日高 庸晴は、宝塚大学看護学部教授。セクシュアルマイノリティの理解推進・啓発事業に従事。著書に『もっと知りたい!話したい!セクシュアルマイノリティ』、訳書に『レインボーフラッグ誕生物語』がある。
【内容紹介】
フレッドは、はだかんぼ。それで、家中をぴょんぴょん。はだかんぼで、元気いっぱい、のびのび。お母さんとお父さんの部屋のクローゼットに入ったフレッドは、お母さんの服を着てみる。なんだかいい感じ。フレッドはその姿のまま、お母さんとお父さんがいる部屋へ行く。
【レビュー】
〈ストーリー〉
お母さんとお父さんの部屋に入ったフレッドは、鏡に映る裸の自身の姿を見て、服を着ることに興味を持つ。クローゼットに入り父の服を着てみるが、なんだかしっくりこない。続いて母の服を着てみると、満足することに気づく。
クローゼットという言葉は、性的指向を公表していない状態を表すメタファーで、この物語においては、クローゼットに入り、母親の服を着て外に出るため、性自認とカミングアウト、そして両親の受容が表現されていると解釈できる。

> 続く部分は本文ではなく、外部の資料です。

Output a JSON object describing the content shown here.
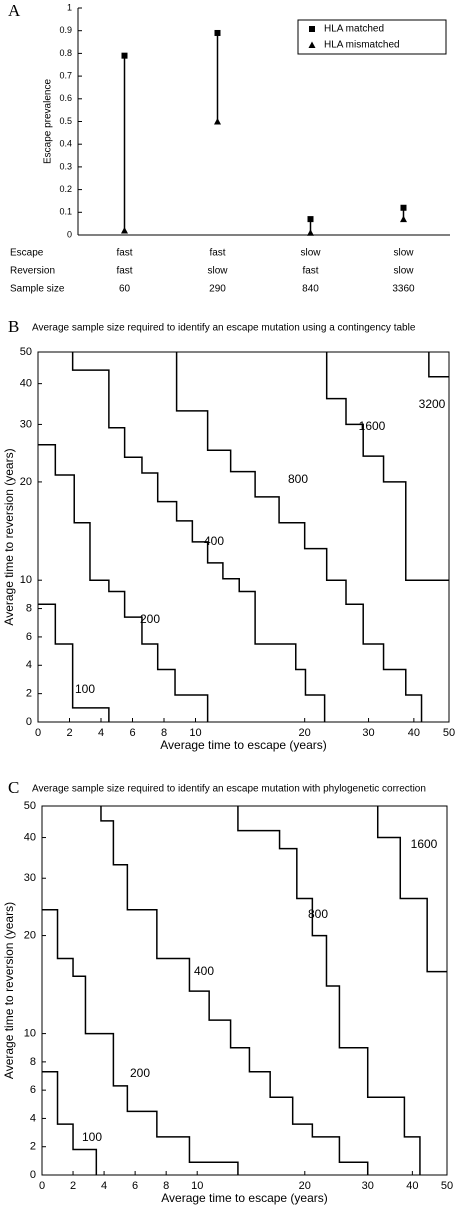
{
  "chart_data": [
    {
      "type": "range",
      "panel_label": "A",
      "ylabel": "Escape prevalence",
      "ylim": [
        0,
        1
      ],
      "yticks": [
        0,
        0.1,
        0.2,
        0.3,
        0.4,
        0.5,
        0.6,
        0.7,
        0.8,
        0.9,
        1
      ],
      "series": [
        {
          "name": "HLA matched",
          "marker": "square",
          "color": "#000000",
          "values": [
            0.79,
            0.89,
            0.07,
            0.12
          ]
        },
        {
          "name": "HLA mismatched",
          "marker": "triangle",
          "color": "#000000",
          "values": [
            0.02,
            0.5,
            0.01,
            0.07
          ]
        }
      ],
      "table": {
        "rows": [
          {
            "label": "Escape",
            "cells": [
              "fast",
              "fast",
              "slow",
              "slow"
            ]
          },
          {
            "label": "Reversion",
            "cells": [
              "fast",
              "slow",
              "fast",
              "slow"
            ]
          },
          {
            "label": "Sample size",
            "cells": [
              "60",
              "290",
              "840",
              "3360"
            ]
          }
        ]
      }
    },
    {
      "type": "contour",
      "panel_label": "B",
      "title": "Average sample size required to identify an escape mutation using a contingency table",
      "xlabel": "Average time to escape (years)",
      "ylabel": "Average time to reversion (years)",
      "xscale": "linlog",
      "yscale": "linlog",
      "linthresh": 10,
      "xlim": [
        0,
        50
      ],
      "ylim": [
        0,
        50
      ],
      "xticks": [
        0,
        2,
        4,
        6,
        8,
        10,
        20,
        30,
        40,
        50
      ],
      "yticks": [
        0,
        2,
        4,
        6,
        8,
        10,
        20,
        30,
        40,
        50
      ],
      "contours": [
        {
          "level": 100,
          "x": [
            0,
            1.1,
            1.1,
            2.2,
            2.2,
            4.5,
            4.5
          ],
          "y": [
            8.3,
            8.3,
            5.5,
            5.5,
            1,
            1,
            0
          ]
        },
        {
          "level": 200,
          "x": [
            0,
            1.1,
            1.1,
            2.3,
            2.3,
            3.3,
            3.3,
            4.5,
            4.5,
            5.5,
            5.5,
            6.6,
            6.6,
            7.6,
            7.6,
            8.7,
            8.7,
            10.8,
            10.8
          ],
          "y": [
            26,
            26,
            21,
            21,
            15,
            15,
            10,
            10,
            9.2,
            9.2,
            7.4,
            7.4,
            5.5,
            5.5,
            3.7,
            3.7,
            1.9,
            1.9,
            0
          ]
        },
        {
          "level": 400,
          "x": [
            2.2,
            2.2,
            4.5,
            4.5,
            5.5,
            5.5,
            6.6,
            6.6,
            7.6,
            7.6,
            8.8,
            8.8,
            9.8,
            9.8,
            10.8,
            10.8,
            11.9,
            11.9,
            13.2,
            13.2,
            14.6,
            14.6,
            18.9,
            18.9,
            20.1,
            20.1,
            22.7,
            22.7
          ],
          "y": [
            50,
            44,
            44,
            29.3,
            29.3,
            23.8,
            23.8,
            21.3,
            21.3,
            17.4,
            17.4,
            15.2,
            15.2,
            13.1,
            13.1,
            11.3,
            11.3,
            10.1,
            10.1,
            9.2,
            9.2,
            5.5,
            5.5,
            3.7,
            3.7,
            1.9,
            1.9,
            0
          ]
        },
        {
          "level": 800,
          "x": [
            8.8,
            8.8,
            10.8,
            10.8,
            12.5,
            12.5,
            14.6,
            14.6,
            17,
            17,
            20,
            20,
            23,
            23,
            26,
            26,
            29,
            29,
            33,
            33,
            38,
            38,
            42,
            42
          ],
          "y": [
            50,
            33,
            33,
            25,
            25,
            21.5,
            21.5,
            18,
            18,
            15,
            15,
            12.5,
            12.5,
            10,
            10,
            8.3,
            8.3,
            5.5,
            5.5,
            3.7,
            3.7,
            1.9,
            1.9,
            0
          ]
        },
        {
          "level": 1600,
          "x": [
            23,
            23,
            26,
            26,
            29,
            29,
            33,
            33,
            38,
            38,
            50
          ],
          "y": [
            50,
            36,
            36,
            30,
            30,
            24,
            24,
            20,
            20,
            10,
            10
          ]
        },
        {
          "level": 3200,
          "x": [
            44,
            44,
            50
          ],
          "y": [
            50,
            42,
            42
          ]
        }
      ]
    },
    {
      "type": "contour",
      "panel_label": "C",
      "title": "Average sample size required to identify an escape mutation with phylogenetic correction",
      "xlabel": "Average time to escape (years)",
      "ylabel": "Average time to reversion (years)",
      "xscale": "linlog",
      "yscale": "linlog",
      "linthresh": 10,
      "xlim": [
        0,
        50
      ],
      "ylim": [
        0,
        50
      ],
      "xticks": [
        0,
        2,
        4,
        6,
        8,
        10,
        20,
        30,
        40,
        50
      ],
      "yticks": [
        0,
        2,
        4,
        6,
        8,
        10,
        20,
        30,
        40,
        50
      ],
      "contours": [
        {
          "level": 100,
          "x": [
            0,
            1,
            1,
            2,
            2,
            3.5,
            3.5
          ],
          "y": [
            7.3,
            7.3,
            3.6,
            3.6,
            1.8,
            1.8,
            0
          ]
        },
        {
          "level": 200,
          "x": [
            0,
            1,
            1,
            2,
            2,
            2.8,
            2.8,
            4.6,
            4.6,
            5.5,
            5.5,
            7.4,
            7.4,
            9.5,
            9.5,
            13,
            13
          ],
          "y": [
            24,
            24,
            17,
            17,
            15,
            15,
            10,
            10,
            6.3,
            6.3,
            4.5,
            4.5,
            2.7,
            2.7,
            0.9,
            0.9,
            0
          ]
        },
        {
          "level": 400,
          "x": [
            3.8,
            3.8,
            4.6,
            4.6,
            5.5,
            5.5,
            7.4,
            7.4,
            9.5,
            9.5,
            10.8,
            10.8,
            12.4,
            12.4,
            14,
            14,
            16,
            16,
            18.5,
            18.5,
            21,
            21,
            25,
            25,
            30,
            30
          ],
          "y": [
            50,
            45,
            45,
            33,
            33,
            24,
            24,
            17,
            17,
            13.5,
            13.5,
            11,
            11,
            9,
            9,
            7.3,
            7.3,
            5.5,
            5.5,
            3.6,
            3.6,
            2.7,
            2.7,
            0.9,
            0.9,
            0
          ]
        },
        {
          "level": 800,
          "x": [
            13,
            13,
            17,
            17,
            19,
            19,
            21,
            21,
            23,
            23,
            25,
            25,
            30,
            30,
            38,
            38,
            42,
            42
          ],
          "y": [
            50,
            42,
            42,
            37,
            37,
            26,
            26,
            20,
            20,
            14,
            14,
            9,
            9,
            5.5,
            5.5,
            2.7,
            2.7,
            0
          ]
        },
        {
          "level": 1600,
          "x": [
            32,
            32,
            37,
            37,
            44,
            44,
            50
          ],
          "y": [
            50,
            40,
            40,
            26,
            26,
            15.5,
            15.5
          ]
        }
      ]
    }
  ]
}
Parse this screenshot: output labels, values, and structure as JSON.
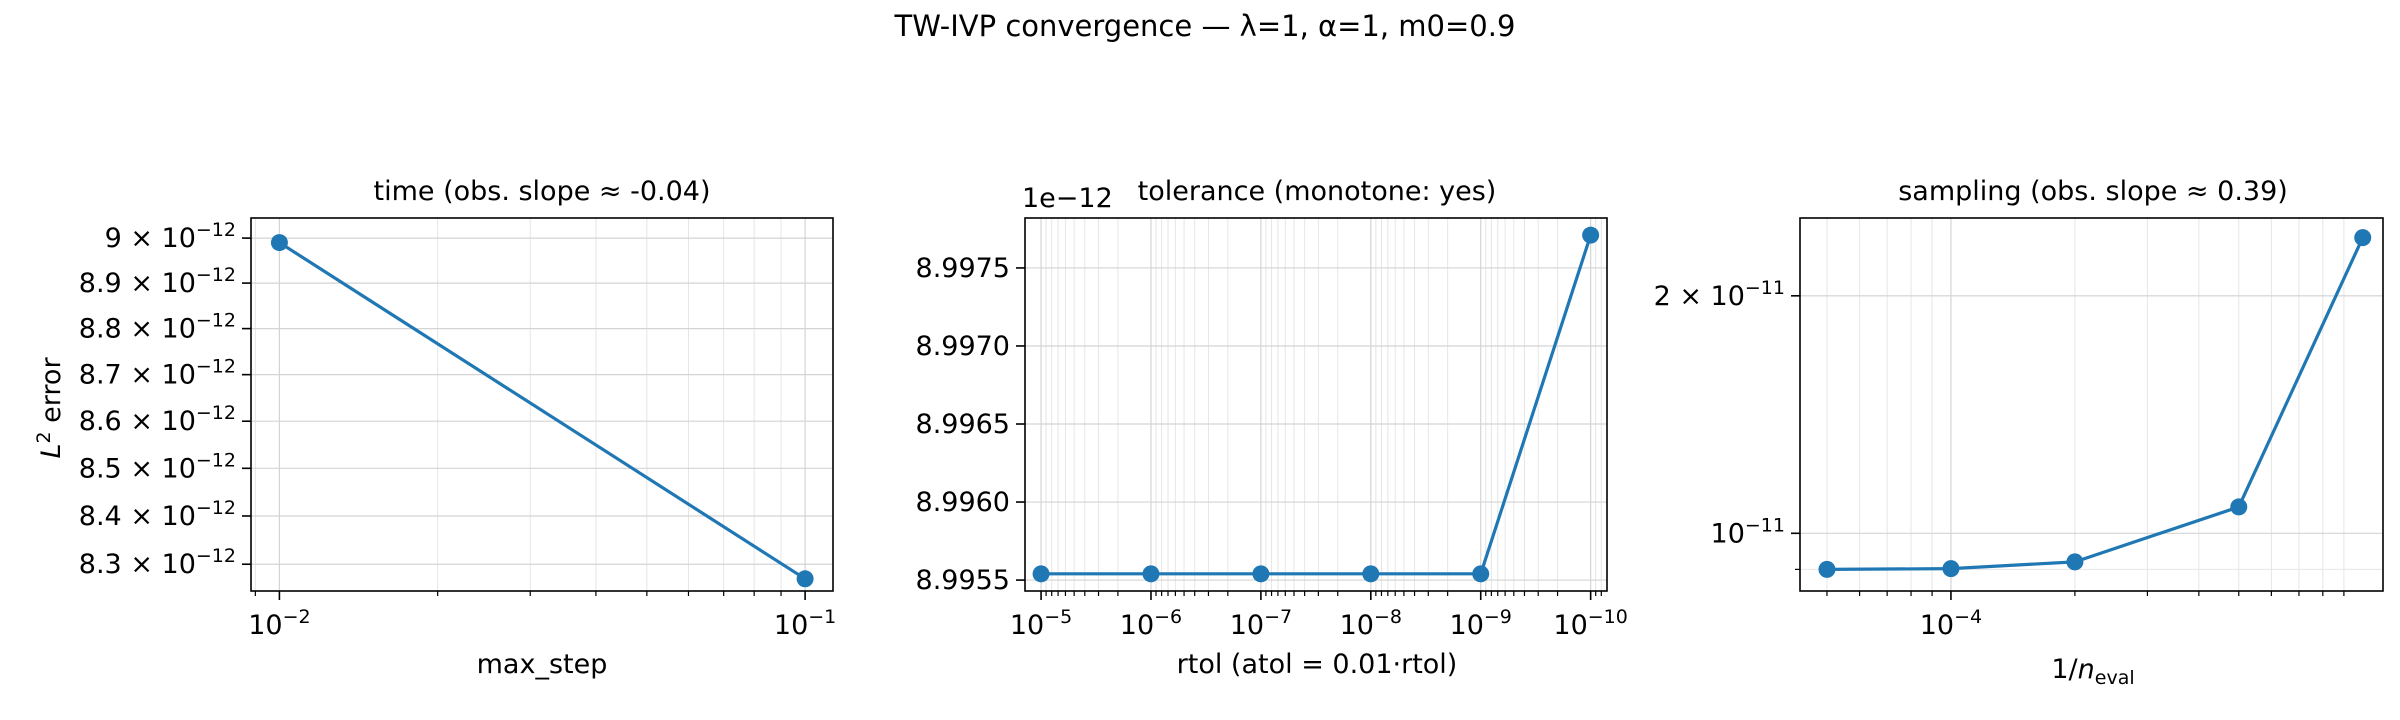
{
  "figure": {
    "suptitle": "TW-IVP convergence — λ=1, α=1, m0=0.9"
  },
  "chart_data": [
    {
      "type": "line",
      "title": "time (obs. slope ≈ -0.04)",
      "xlabel": "max_step",
      "ylabel": "L² error",
      "x_scale": "log",
      "y_scale": "log",
      "xlim": [
        0.00883,
        0.113
      ],
      "ylim": [
        8.245e-12,
        9.045e-12
      ],
      "grid": true,
      "x": [
        0.01,
        0.1
      ],
      "y": [
        8.99e-12,
        8.27e-12
      ],
      "xticks": [
        {
          "value": 0.01,
          "mant": "10",
          "exp": "−2"
        },
        {
          "value": 0.1,
          "mant": "10",
          "exp": "−1"
        }
      ],
      "yticks": [
        {
          "value": 9e-12,
          "mant": "9 × 10",
          "exp": "−12"
        },
        {
          "value": 8.9e-12,
          "mant": "8.9 × 10",
          "exp": "−12"
        },
        {
          "value": 8.8e-12,
          "mant": "8.8 × 10",
          "exp": "−12"
        },
        {
          "value": 8.7e-12,
          "mant": "8.7 × 10",
          "exp": "−12"
        },
        {
          "value": 8.6e-12,
          "mant": "8.6 × 10",
          "exp": "−12"
        },
        {
          "value": 8.5e-12,
          "mant": "8.5 × 10",
          "exp": "−12"
        },
        {
          "value": 8.4e-12,
          "mant": "8.4 × 10",
          "exp": "−12"
        },
        {
          "value": 8.3e-12,
          "mant": "8.3 × 10",
          "exp": "−12"
        }
      ],
      "color": "#1f77b4"
    },
    {
      "type": "line",
      "title": "tolerance (monotone: yes)",
      "xlabel": "rtol (atol = 0.01·rtol)",
      "ylabel": "",
      "x_scale": "log",
      "x_inverted": true,
      "y_scale": "linear",
      "y_offset_text": "1e−12",
      "xlim": [
        1.4e-05,
        7.1e-11
      ],
      "ylim": [
        8.99543,
        8.99782
      ],
      "grid": true,
      "x": [
        1e-05,
        1e-06,
        1e-07,
        1e-08,
        1e-09,
        1e-10
      ],
      "y": [
        8.99554,
        8.99554,
        8.99554,
        8.99554,
        8.99554,
        8.99771
      ],
      "xticks": [
        {
          "value": 1e-05,
          "mant": "10",
          "exp": "−5"
        },
        {
          "value": 1e-06,
          "mant": "10",
          "exp": "−6"
        },
        {
          "value": 1e-07,
          "mant": "10",
          "exp": "−7"
        },
        {
          "value": 1e-08,
          "mant": "10",
          "exp": "−8"
        },
        {
          "value": 1e-09,
          "mant": "10",
          "exp": "−9"
        },
        {
          "value": 1e-10,
          "mant": "10",
          "exp": "−10"
        }
      ],
      "yticks": [
        {
          "value": 8.9955,
          "label": "8.9955"
        },
        {
          "value": 8.996,
          "label": "8.9960"
        },
        {
          "value": 8.9965,
          "label": "8.9965"
        },
        {
          "value": 8.997,
          "label": "8.9970"
        },
        {
          "value": 8.9975,
          "label": "8.9975"
        }
      ],
      "color": "#1f77b4"
    },
    {
      "type": "line",
      "title": "sampling (obs. slope ≈ 0.39)",
      "xlabel": "1/n_eval",
      "ylabel": "",
      "x_scale": "log",
      "y_scale": "log",
      "xlim": [
        4.3e-05,
        0.00112
      ],
      "ylim": [
        8.45e-12,
        2.51e-11
      ],
      "grid": true,
      "x": [
        5e-05,
        0.0001,
        0.0002,
        0.0005,
        0.001
      ],
      "y": [
        9e-12,
        9.02e-12,
        9.2e-12,
        1.08e-11,
        2.37e-11
      ],
      "xticks": [
        {
          "value": 0.0001,
          "mant": "10",
          "exp": "−4"
        }
      ],
      "yticks": [
        {
          "value": 2e-11,
          "mant": "2 × 10",
          "exp": "−11"
        },
        {
          "value": 1e-11,
          "mant": "10",
          "exp": "−11"
        }
      ],
      "color": "#1f77b4"
    }
  ]
}
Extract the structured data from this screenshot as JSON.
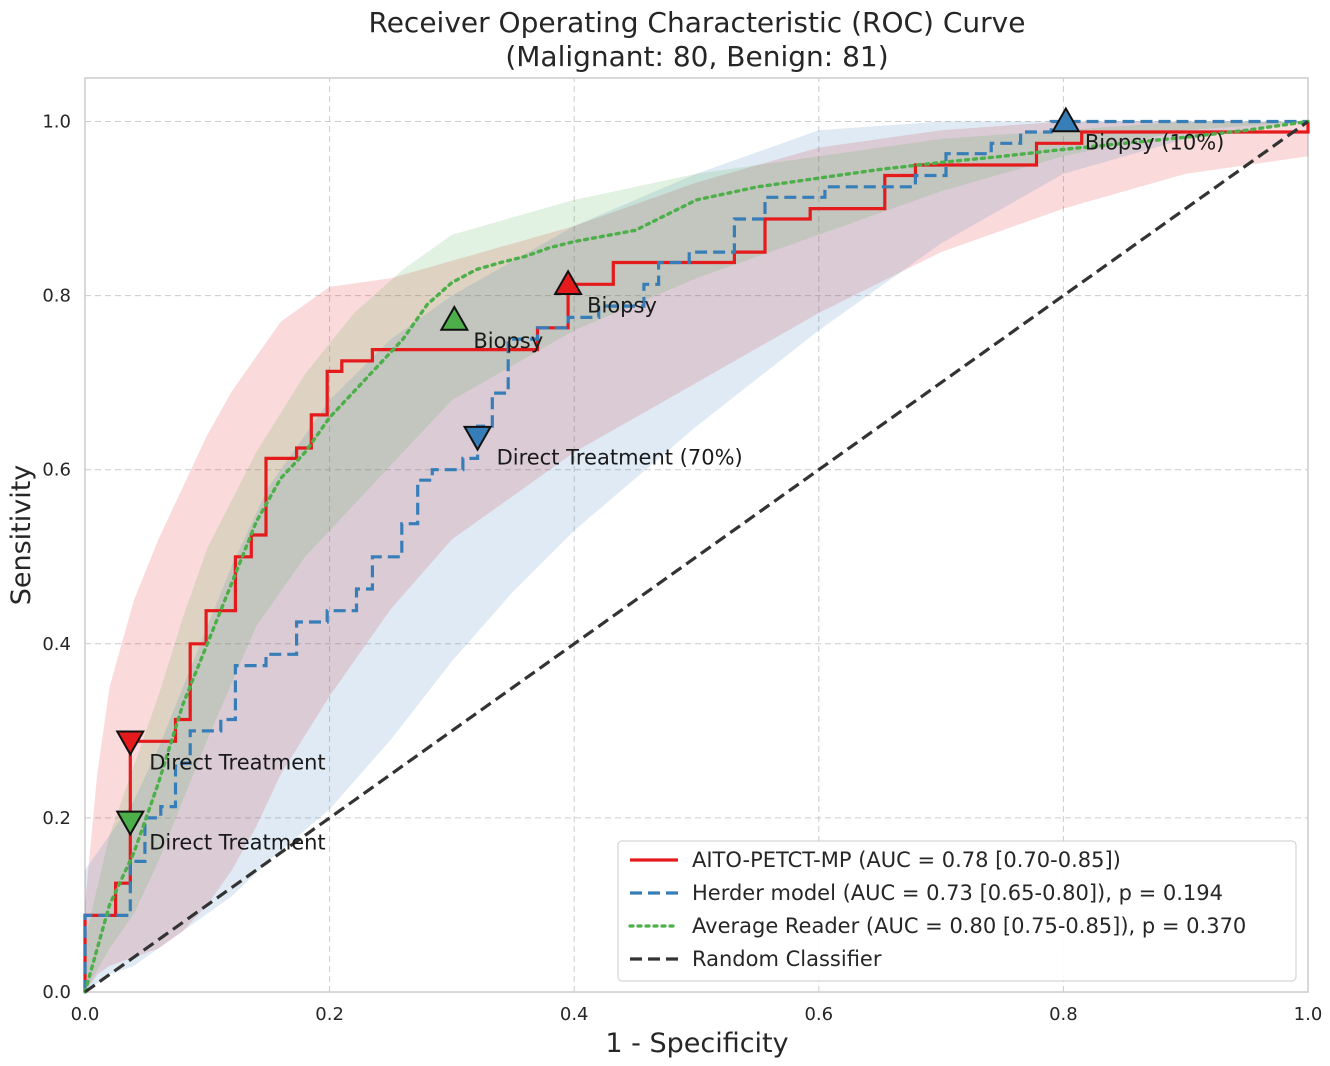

「女性的」な服を着たフレッドをみて、両親は笑顔で受け入れる。愛情に満ちた美しいシーンで、印象に残る。
〈絵と文〉
ピンクがアクセントカラーとなっている絵本で、鉢やレンガやクッションもピンクで描かれている。フレッドの自由な気持ちと両親の受容が示されているようだ。
文章は、擬音も多く、リズムもあって読みやすい。小さな読者でも理解できる表現、文の長さで、明瞭な内容で簡潔に書かれている。
また、よみ聞かせにも適していると思う。
〈キャラクター〉
タイトルは『ぼくのスカート』だけど、作中では一人称「ぼく」が用いられることはなく、全て語り手の名前である、「フレッド」が使われている。
原題は『Fred Gets Dressed』なので、翻訳したタイトルでジェンダー的な区分けの一つとなることがある、一人称「ぼく」をあえて用いた理由は、「フレッド」が男性名であることが、小さな読者には伝わりづらいことからだと思う。
しかし、生まれたときに割り当てられた性に対応してつけられた名前と、本人が自分の意志で使うはずの一人称では根本的に異なるため、タイトルに「ぼく」を用いたことで、残念ながらこの絵本のテーマがあいまいになってしまっている。
〈製本と出版〉
一般的な絵本より少し長い40ページの絵本。ただ特別長くも感じずに読める。文字は明朝体で大きく読みやすい。背景の絵と重なるページもあるが、読みづらい箇所はない。